Je voudrais suggérer que même si nous nous sentons plus à l’aise dans un style architectural que dans un autre, là n’est pas nécessairement la question. La question est que la beauté que nous ressentons dans les grandes cathédrales d’Europe ou dans les humbles églises et chapelles de nos pays d’origine est due à l’intégrité de l’édifice. C’est-à-dire que l’édifice est ce qu’il est censé être et rien d’autre : un lieu saint, la maison de Dieu et la porte du ciel (cf. Gn 28, 16-17) – un lieu sacré réservé au culte liturgique de Dieu le Père, le Fils et le Saint-Esprit, construit par amour de Dieu et avec toute la générosité et l’habileté disponibles. À cet égard, une petite chapelle dans un village africain peut avoir autant d’intégrité qu’une basilique romaine. Il en va de même pour une chapelle rurale en Amérique ou en Australie, indépendamment de son style particulier ou même peut-être de son absence de participation à l’un des grands styles architecturaux.
Nous avons probablement aussi eu l’expérience de célébrer la liturgie sacrée dans des lieux qui manquent d’intégrité. Parfois, il peut y avoir une juste raison : pour célébrer la messe pour un mourant, par exemple, ou même pour une occasion importante, lorsque l’église ou la cathédrale seraient trop petites.
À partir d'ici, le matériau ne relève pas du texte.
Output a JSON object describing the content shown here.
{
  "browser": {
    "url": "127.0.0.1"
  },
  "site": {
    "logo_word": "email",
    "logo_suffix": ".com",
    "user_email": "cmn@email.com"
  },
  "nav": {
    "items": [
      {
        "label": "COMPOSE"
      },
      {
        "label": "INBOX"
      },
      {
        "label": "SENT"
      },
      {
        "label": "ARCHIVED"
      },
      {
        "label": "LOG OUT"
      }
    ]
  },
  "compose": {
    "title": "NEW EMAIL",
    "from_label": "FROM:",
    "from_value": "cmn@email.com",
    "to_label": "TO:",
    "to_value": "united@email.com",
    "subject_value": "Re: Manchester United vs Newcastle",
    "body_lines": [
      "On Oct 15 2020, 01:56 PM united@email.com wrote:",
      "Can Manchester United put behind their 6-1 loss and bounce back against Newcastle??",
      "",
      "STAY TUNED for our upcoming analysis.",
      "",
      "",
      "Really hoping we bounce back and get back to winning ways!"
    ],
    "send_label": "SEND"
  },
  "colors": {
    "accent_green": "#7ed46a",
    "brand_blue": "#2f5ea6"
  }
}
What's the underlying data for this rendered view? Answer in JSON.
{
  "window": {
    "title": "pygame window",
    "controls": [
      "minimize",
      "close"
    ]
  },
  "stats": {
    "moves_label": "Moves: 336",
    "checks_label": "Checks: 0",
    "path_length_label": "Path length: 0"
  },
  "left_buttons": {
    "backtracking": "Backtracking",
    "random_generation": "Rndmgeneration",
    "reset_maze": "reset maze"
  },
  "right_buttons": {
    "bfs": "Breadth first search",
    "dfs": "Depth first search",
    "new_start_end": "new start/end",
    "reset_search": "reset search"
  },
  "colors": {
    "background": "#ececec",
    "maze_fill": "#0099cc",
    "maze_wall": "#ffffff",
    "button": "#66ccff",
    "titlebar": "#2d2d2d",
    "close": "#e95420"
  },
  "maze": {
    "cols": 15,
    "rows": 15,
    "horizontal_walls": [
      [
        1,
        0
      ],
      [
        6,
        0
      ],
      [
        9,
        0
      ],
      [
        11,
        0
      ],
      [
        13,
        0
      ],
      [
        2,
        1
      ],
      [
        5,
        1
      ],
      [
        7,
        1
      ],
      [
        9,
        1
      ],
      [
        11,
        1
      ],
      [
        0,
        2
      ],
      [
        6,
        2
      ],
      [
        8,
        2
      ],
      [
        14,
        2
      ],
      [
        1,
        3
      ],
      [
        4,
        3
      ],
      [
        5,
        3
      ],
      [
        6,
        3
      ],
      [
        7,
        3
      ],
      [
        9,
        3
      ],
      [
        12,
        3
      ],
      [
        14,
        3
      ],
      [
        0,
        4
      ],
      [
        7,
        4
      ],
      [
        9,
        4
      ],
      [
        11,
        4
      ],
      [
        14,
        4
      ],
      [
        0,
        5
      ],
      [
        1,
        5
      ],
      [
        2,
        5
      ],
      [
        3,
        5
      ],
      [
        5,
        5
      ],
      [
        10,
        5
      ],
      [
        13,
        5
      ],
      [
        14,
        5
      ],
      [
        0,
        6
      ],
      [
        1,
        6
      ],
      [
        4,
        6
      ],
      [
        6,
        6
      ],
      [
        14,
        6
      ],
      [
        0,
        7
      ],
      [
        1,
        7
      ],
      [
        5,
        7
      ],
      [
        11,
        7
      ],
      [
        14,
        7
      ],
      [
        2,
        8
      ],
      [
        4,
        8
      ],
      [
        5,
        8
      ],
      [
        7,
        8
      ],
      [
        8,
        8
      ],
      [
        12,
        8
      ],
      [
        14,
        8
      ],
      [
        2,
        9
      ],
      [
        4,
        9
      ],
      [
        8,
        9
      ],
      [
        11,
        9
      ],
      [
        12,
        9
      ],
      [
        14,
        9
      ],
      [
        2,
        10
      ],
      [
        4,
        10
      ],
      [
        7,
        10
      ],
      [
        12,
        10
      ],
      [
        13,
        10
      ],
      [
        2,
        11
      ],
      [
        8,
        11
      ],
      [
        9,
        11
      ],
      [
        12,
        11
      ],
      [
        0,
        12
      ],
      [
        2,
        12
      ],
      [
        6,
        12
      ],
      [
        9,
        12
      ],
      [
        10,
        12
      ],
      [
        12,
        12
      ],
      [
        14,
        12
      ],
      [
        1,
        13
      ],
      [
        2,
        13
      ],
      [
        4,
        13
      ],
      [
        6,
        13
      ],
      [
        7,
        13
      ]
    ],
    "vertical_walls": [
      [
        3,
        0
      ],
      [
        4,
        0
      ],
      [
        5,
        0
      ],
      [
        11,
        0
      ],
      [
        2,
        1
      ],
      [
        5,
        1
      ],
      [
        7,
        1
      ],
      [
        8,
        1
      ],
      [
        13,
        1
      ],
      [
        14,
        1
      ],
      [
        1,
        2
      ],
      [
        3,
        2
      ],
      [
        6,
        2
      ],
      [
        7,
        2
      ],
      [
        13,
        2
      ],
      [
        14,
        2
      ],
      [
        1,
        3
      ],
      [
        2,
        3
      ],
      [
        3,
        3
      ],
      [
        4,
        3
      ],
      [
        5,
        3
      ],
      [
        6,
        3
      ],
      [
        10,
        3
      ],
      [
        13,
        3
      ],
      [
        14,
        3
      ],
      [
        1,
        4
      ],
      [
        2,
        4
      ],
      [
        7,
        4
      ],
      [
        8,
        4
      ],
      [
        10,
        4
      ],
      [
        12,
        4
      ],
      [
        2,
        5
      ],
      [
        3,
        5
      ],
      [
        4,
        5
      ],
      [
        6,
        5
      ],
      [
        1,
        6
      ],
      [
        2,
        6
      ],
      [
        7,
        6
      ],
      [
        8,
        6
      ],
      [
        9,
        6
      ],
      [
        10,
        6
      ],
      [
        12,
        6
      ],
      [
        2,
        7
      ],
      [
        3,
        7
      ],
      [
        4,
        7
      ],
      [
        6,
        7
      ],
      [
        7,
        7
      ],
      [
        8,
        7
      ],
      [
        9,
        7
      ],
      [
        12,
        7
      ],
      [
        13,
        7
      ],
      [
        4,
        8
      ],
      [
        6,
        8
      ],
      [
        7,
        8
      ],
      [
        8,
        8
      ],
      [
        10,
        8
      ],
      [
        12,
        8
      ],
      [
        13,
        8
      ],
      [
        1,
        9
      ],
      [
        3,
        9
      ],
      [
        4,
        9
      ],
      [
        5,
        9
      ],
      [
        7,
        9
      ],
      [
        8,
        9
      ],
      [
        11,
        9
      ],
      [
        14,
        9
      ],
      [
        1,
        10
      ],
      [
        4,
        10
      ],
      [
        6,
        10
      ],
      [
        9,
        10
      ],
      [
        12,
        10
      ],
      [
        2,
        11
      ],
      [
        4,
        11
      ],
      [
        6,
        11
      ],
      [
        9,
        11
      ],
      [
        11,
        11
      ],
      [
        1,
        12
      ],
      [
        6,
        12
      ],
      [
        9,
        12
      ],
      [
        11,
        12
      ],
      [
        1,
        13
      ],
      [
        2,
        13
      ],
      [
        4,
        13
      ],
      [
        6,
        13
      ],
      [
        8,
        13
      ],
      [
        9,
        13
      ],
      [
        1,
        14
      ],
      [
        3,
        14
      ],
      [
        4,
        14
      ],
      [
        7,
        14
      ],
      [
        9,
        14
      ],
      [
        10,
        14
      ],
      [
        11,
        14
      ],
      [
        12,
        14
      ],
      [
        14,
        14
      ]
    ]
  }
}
Mais dans de tels cas, nous faisons naturellement tout ce que nous pouvons pour rendre le lieu aussi sacré que possible.
Mais parfois, les églises et les chapelles manquent de cette intégrité. Nous le savons instinctivement : quelque chose en nous répugne à la disposition des lieux, à tel ou tel mobilier ou objet liturgique. Aussi digne soit-il d'un point de vue artistique, aussi coûteux soit-il, quelle que soit la renommée de l'artiste qui l'a conçu, il n'est tout simplement pas en harmonie ou ne convient pas à l'usage auquel il est destiné. Il manque à l'église cette intégrité qui lui permet de participer à la beauté du Christ qui se manifeste dans la liturgie sacrée et qui nous conduit à Lui, et qui, au contraire, attire l'attention sur elle-même. Il lui manque cette véritable noblesse et cette harmonie qui sont le terreau fertile où la transcendance prend racine et grandit.
J’ai utilisé l’analogie de l’architecture des églises pour décrire le principe d’intégrité comme une composante fondamentale de la beauté liturgique. De même, ce principe d’intégrité peut et doit s’appliquer aux rites liturgiques eux-mêmes. Les rites liturgiques que nous célébrons doivent être exactement ce qu’ils sont censés être, et rien d’autre.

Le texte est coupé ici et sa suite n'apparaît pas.